祁靳之倘若不被皇上看重倒也罢了,皇上却恰好最是看重他,皇后如何能够不对他生出肃除之心?
门房的人笑道:“公主说是家宴,不想让太多人来,吵吵嚷嚷反倒没了兴趣。”
“瞧奴婢,几乎忘了蜜斯还不晓得。”素玉道,“洛妃娘娘就是殿下的生母。”
“倘若此事传出,我……我当真是会生不如死!上天有好生之德,二蜜斯是菩萨心肠,求你放我一马!”
“长歌如何敢让公主不得好死,公主先起来再说,这跪在地上的模样,倘若被甚么人瞥见了,到时岂不是会将我置于死地?”
如此一想,她心底便已经清了然很多。
“不知七皇兄可否先退一步,有些话,我想伶仃同二蜜斯说几句。”
“哦?我如何不晓得你们两个有甚么好伶仃聊的?”祁靳之脸上笑着,态度却清楚是拒人于千里以外的冷酷。
“奴婢听的千真万确。”那丫环道,“毫不敢欺瞒公主。”
“洛妃娘娘为人哑忍,与世无争,可因为皇上的宠嬖,以及皇上对殿下的看重,一向都让皇后非常不快。”
同她对视半晌,慕长歌悄悄一笑,“公主所言但是真的?”
“如有半句不实,就让我不得好死!”
“可当今皇后,也就是八公主的生母,她对八公主,仿佛到了宠嬖的程度。并且这些年,皇后与洛妃娘娘明里姐妹情深,公开里,皇后是一向将洛妃娘娘看作眼中钉肉中刺的。”

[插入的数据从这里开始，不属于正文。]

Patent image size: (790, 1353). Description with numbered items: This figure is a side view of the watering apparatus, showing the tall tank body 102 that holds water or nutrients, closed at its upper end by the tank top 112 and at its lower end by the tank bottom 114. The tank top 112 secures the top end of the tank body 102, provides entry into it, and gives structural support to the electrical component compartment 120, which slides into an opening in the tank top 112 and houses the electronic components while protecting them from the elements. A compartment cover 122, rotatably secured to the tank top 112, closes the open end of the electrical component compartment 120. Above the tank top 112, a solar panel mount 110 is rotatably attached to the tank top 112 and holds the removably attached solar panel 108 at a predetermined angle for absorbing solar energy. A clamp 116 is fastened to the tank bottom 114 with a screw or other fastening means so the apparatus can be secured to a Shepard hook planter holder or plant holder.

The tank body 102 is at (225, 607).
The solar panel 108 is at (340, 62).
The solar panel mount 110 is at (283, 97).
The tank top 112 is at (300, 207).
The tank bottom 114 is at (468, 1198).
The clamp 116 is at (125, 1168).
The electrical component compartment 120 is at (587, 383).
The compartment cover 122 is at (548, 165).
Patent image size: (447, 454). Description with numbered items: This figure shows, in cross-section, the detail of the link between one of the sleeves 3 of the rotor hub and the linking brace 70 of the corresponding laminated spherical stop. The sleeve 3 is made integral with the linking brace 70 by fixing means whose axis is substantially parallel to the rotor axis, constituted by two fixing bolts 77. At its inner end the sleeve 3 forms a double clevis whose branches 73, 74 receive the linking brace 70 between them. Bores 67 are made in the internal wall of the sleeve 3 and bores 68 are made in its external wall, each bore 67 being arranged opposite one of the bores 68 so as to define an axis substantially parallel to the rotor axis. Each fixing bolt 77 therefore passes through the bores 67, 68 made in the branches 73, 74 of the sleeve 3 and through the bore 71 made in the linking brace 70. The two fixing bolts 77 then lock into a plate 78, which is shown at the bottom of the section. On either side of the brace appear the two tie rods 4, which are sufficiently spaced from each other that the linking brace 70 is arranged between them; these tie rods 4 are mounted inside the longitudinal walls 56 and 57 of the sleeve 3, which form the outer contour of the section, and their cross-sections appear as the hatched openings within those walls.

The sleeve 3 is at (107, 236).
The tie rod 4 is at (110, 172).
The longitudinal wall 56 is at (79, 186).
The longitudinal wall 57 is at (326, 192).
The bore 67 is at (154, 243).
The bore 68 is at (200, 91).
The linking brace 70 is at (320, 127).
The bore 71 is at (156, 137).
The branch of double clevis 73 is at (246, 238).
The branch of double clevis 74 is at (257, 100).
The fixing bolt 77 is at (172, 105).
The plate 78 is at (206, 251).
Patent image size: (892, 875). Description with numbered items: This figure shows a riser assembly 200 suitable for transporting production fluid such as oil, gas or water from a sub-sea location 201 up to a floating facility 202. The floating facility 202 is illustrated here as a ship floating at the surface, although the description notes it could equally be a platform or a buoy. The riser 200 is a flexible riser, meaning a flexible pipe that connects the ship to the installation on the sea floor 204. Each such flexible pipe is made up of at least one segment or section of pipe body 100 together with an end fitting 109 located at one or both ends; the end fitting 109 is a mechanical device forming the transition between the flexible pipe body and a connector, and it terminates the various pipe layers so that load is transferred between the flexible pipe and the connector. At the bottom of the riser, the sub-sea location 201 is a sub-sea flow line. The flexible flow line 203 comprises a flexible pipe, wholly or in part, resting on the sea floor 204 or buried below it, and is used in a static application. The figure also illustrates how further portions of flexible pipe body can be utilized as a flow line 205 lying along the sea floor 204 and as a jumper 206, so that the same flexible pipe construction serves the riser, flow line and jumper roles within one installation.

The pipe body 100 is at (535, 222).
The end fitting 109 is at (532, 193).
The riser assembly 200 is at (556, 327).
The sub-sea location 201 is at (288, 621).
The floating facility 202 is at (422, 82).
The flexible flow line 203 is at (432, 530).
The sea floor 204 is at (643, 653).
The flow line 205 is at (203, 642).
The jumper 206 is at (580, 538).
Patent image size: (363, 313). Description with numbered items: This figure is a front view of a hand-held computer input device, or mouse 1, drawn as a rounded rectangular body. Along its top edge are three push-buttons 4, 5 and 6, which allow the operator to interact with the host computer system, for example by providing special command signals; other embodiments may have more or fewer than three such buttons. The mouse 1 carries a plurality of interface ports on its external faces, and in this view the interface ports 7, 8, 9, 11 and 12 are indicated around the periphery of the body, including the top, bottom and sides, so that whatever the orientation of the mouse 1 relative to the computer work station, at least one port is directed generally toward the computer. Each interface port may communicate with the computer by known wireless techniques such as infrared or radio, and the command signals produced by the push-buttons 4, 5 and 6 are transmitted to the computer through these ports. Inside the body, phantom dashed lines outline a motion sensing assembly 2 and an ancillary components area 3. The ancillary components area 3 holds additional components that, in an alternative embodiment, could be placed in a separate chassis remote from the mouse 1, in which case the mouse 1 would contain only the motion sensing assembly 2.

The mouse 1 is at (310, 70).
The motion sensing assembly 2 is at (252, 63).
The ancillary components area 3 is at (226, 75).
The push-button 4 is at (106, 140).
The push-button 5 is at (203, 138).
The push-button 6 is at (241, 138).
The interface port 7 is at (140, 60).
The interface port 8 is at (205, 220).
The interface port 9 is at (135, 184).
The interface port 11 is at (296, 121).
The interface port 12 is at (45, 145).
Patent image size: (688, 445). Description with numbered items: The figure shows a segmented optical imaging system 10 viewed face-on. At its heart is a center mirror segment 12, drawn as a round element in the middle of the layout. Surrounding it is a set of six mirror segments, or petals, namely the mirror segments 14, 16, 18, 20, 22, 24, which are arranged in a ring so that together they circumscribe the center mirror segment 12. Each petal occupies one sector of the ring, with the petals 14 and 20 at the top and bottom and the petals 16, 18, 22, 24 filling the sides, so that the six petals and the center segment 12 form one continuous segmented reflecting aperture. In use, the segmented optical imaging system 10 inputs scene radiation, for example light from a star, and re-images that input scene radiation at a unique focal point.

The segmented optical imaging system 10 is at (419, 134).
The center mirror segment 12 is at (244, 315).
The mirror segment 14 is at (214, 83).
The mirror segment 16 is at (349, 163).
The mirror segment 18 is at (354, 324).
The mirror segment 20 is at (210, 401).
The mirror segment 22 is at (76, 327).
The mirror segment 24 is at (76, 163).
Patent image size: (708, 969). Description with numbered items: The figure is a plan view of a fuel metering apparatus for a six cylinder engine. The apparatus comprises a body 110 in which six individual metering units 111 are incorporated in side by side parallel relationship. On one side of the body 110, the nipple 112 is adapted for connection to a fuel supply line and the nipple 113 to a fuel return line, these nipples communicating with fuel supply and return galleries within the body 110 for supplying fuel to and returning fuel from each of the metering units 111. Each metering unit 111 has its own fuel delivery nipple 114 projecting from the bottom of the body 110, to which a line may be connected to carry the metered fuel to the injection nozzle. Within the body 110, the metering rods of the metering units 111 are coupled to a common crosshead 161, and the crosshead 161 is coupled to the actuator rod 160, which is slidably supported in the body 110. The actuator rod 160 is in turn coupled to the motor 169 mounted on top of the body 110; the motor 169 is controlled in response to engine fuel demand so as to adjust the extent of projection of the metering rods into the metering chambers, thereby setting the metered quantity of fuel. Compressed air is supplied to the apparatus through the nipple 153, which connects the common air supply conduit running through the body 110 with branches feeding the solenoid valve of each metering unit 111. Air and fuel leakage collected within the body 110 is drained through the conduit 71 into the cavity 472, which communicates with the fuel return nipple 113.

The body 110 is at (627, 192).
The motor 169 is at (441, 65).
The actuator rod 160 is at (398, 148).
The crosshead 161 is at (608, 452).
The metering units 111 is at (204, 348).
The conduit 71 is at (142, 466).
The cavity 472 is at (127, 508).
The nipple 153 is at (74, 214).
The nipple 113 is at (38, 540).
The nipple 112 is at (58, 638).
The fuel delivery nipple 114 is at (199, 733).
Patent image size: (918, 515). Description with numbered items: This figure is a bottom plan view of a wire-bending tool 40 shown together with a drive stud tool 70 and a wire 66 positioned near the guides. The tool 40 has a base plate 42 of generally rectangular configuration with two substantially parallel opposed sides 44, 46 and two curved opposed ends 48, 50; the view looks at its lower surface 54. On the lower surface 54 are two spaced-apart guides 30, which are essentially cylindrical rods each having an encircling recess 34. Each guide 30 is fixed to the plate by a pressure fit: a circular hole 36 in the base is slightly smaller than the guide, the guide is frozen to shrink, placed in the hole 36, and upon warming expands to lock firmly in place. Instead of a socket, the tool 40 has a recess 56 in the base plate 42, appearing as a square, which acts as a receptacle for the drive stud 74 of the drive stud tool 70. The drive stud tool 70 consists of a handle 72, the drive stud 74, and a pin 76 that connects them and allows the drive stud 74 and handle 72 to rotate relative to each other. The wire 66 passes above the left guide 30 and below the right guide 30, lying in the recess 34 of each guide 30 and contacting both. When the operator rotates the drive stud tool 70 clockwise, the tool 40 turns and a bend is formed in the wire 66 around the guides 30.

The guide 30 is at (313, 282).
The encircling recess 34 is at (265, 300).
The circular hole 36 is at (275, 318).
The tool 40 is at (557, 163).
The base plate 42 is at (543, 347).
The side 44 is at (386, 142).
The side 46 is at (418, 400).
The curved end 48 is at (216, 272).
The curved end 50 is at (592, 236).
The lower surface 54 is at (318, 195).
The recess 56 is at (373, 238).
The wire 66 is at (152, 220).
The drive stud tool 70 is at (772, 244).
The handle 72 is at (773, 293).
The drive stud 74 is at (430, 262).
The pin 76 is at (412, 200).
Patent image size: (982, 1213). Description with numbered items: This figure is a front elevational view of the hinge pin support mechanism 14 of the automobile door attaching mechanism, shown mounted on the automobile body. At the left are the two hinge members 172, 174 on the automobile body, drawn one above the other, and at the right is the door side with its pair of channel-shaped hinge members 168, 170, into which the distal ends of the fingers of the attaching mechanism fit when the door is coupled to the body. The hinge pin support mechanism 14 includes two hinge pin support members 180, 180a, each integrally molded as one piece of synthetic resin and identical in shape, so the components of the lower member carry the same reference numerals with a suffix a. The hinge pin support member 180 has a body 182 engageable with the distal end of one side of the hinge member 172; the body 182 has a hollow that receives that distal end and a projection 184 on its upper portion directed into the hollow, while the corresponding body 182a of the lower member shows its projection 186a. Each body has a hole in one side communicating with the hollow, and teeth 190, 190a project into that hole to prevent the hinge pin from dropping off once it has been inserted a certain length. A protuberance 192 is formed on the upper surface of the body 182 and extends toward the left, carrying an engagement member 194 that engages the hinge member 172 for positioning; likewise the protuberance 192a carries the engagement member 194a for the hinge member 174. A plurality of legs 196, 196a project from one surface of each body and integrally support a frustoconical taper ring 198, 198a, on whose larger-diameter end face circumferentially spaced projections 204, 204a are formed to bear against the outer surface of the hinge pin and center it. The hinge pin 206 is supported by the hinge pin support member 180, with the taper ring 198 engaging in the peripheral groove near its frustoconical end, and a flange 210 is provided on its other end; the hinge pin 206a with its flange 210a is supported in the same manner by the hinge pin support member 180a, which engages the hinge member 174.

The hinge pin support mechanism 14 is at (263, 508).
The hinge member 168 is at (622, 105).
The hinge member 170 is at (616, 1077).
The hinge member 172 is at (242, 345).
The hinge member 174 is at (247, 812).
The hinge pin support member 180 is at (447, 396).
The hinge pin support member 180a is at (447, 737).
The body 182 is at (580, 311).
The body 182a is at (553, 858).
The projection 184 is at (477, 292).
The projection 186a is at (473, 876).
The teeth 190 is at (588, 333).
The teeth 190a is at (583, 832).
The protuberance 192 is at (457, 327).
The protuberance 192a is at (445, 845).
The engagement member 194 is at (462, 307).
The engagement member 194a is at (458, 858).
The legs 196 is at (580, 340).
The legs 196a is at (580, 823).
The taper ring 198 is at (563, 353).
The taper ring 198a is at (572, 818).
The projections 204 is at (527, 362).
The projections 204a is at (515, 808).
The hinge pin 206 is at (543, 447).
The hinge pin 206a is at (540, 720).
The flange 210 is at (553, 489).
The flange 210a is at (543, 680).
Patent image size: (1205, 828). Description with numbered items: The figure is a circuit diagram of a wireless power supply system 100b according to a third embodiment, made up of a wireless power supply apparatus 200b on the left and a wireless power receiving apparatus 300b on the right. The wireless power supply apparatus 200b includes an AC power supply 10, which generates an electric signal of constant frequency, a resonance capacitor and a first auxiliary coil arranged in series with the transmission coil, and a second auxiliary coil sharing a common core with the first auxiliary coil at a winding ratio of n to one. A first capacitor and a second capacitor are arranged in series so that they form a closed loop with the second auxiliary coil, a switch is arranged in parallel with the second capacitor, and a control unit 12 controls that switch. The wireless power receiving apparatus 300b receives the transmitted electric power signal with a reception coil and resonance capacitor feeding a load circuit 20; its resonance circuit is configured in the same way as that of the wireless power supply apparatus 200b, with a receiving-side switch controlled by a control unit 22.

“怕甚么,她有把柄在我手上,就算信不得,料她也不敢如何样。”
狠狠一拂袖,祁悠冉带着一丝狠意,大步拜别。
素玉重重一点头,“蜜斯放心,只要奴婢在,就绝对不会让蜜斯碰到伤害。”
素玉还觉得她是在想别的,又赶紧道:“蜜斯可千万不要多想,殿下之以是不提,毫不是不信赖蜜斯,是怕蜜斯了,又会想太多,担忧过甚伤了本身身子。”
“你们可算来了,我都已经等好久了。”
“二蜜斯不必同我兜圈子,我明天既然请你来,就是有事相求。”祁悠冉咬着嘴唇,似是屈辱到了顶点,“千错万错都是我的错,我不该将宁安的死见怪到你头上,更不该想要对你脱手,让你偿命!”
“看来,就算明晓得八公主摆的是鸿门宴,我们也还是不得不赴约。”
“公主你这是干甚么?”慕长歌佯装震惊,赶紧将她双手扶起,“你以公主的身份跪我,倘若被皇上与皇后娘娘晓得了,岂不是会要了我这条命?”